Lesson 71

No Longer Flesh

"Blessed be those who believe though they have never seen me."
John 20:29 (Moffatt Translation)

The Apostle Thomas thought his brethren had been too easily convinced that they had seen Jesus. He felt more proof was needed and said he would believe it only if he felt the nail prints in Jesus’ hands and the spear wound in his side.

It was very important that the disciples believe that Jesus had been resurrected so they would have a basis for their faith. Most of the disciples realized that Jesus was with them by the tone of his voice or his manner of "breaking bread" (eating) or praying.

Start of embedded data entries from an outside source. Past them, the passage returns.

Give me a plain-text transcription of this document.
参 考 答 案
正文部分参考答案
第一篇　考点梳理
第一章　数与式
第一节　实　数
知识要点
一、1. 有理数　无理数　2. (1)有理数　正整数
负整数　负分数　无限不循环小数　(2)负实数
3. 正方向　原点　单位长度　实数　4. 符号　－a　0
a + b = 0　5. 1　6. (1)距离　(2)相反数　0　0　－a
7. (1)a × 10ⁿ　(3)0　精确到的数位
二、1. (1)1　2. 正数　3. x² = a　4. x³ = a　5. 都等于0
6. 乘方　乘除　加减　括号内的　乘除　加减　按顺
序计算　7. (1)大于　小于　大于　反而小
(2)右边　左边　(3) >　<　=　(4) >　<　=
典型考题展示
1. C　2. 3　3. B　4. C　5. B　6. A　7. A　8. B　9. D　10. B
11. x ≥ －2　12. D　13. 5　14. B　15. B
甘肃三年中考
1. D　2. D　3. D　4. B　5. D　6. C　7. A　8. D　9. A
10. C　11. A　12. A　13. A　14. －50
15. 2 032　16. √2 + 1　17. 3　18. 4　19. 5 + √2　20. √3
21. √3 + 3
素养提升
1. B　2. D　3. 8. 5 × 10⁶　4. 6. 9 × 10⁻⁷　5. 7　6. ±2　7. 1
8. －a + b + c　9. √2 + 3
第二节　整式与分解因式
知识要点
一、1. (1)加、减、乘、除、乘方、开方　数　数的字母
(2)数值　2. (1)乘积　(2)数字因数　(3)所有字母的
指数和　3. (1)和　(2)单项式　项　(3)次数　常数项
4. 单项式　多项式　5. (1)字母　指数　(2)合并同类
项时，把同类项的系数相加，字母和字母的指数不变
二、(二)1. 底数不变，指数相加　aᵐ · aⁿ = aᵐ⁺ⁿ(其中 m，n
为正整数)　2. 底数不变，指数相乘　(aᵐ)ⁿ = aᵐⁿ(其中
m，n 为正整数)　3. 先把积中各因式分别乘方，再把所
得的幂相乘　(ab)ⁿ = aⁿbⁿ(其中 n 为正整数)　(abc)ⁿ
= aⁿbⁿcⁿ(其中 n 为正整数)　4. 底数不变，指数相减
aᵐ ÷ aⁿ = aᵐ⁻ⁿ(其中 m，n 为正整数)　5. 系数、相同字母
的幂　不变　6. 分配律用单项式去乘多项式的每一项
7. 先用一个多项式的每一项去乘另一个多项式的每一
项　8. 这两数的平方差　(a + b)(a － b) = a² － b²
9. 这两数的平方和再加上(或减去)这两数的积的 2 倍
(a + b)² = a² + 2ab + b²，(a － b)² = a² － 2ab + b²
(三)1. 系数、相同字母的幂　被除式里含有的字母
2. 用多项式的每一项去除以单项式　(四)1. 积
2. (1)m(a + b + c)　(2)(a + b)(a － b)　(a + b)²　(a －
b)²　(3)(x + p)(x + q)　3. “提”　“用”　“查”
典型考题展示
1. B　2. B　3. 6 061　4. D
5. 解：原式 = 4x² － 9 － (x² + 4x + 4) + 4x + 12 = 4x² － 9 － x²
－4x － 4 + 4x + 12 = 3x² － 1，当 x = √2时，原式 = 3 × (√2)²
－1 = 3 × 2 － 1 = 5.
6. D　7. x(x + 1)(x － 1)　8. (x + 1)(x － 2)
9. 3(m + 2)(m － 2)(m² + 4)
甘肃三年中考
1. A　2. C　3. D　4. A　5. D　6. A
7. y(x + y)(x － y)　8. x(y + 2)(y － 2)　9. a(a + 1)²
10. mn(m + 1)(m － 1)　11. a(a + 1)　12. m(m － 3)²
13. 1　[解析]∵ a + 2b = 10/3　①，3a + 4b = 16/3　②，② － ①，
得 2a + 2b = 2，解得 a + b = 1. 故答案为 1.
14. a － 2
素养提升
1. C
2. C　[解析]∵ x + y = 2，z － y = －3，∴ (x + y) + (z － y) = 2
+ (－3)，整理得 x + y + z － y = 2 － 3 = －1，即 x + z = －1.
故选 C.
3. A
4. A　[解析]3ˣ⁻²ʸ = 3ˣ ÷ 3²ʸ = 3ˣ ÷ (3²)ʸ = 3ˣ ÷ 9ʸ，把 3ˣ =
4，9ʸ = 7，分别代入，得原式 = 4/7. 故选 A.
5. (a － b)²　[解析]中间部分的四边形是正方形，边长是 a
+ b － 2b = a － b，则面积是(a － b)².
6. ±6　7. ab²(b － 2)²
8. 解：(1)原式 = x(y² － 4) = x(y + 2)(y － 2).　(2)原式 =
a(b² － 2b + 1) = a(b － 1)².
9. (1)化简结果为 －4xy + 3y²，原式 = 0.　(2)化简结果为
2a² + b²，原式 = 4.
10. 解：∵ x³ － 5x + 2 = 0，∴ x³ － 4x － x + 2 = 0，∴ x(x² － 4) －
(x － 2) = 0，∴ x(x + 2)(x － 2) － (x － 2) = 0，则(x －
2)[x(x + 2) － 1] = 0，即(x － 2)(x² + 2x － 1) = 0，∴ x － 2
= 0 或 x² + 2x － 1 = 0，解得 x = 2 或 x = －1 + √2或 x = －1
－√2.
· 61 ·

One evening they were gathered together when Jesus suddenly appeared in their midst saying, "Peace be unto you." This time he looked like the Jesus they had known. He told them to touch him and he ate with them. This put them at their ease. He was able to explain many scriptures and reviewed the prophecies he had fulfilled. He showed them the reason and necessity for his miracles and his death (Luke 24:33-48).

He told Thomas to be convinced that it was he, Jesus, but also said that those who believed without those proofs were more blessed. Jesus appeared to his followers three times on his resurrection day and five times more during the next thirty-nine days. They realized Jesus had indeed risen and was now a spirit being, "highly exalted" (Philippians 2:9).

Judas Iscariot had been a traitor and thus lost his position as one of the twelve apostles. The word apostle means "one who is sent forth" or "a messenger." All the true followers of Jesus can be called apostles for they are sent forth to preach the good news of the kingdom to all nations. But there were to be twelve who were especially chosen to be apostles. Saul of Tarsus was selected to take the place of Judas.

After Pentecost, Jesus went to be with his Heavenly Father. Saul was on his way to Damascus when the glorified Jesus appeared to him. His glory and brightness were so overwhelming that it left Saul blinded. His name was later changed to Paul.

In a vision, the Lord spoke to Ananias (a disciple in Damascus) to go to Paul and explain to him the Lord’s message, saying that Paul was to be a "chosen vessel," that is, chosen by God to become an apostle. As Ananias ministered to Paul the "scales" fell from his eyes and he could see, although never as well as before (Acts 9:18). Paul had been doing everything he could to destroy Christianity, but now was ready to lay down his life to serve the Lord Jesus Christ.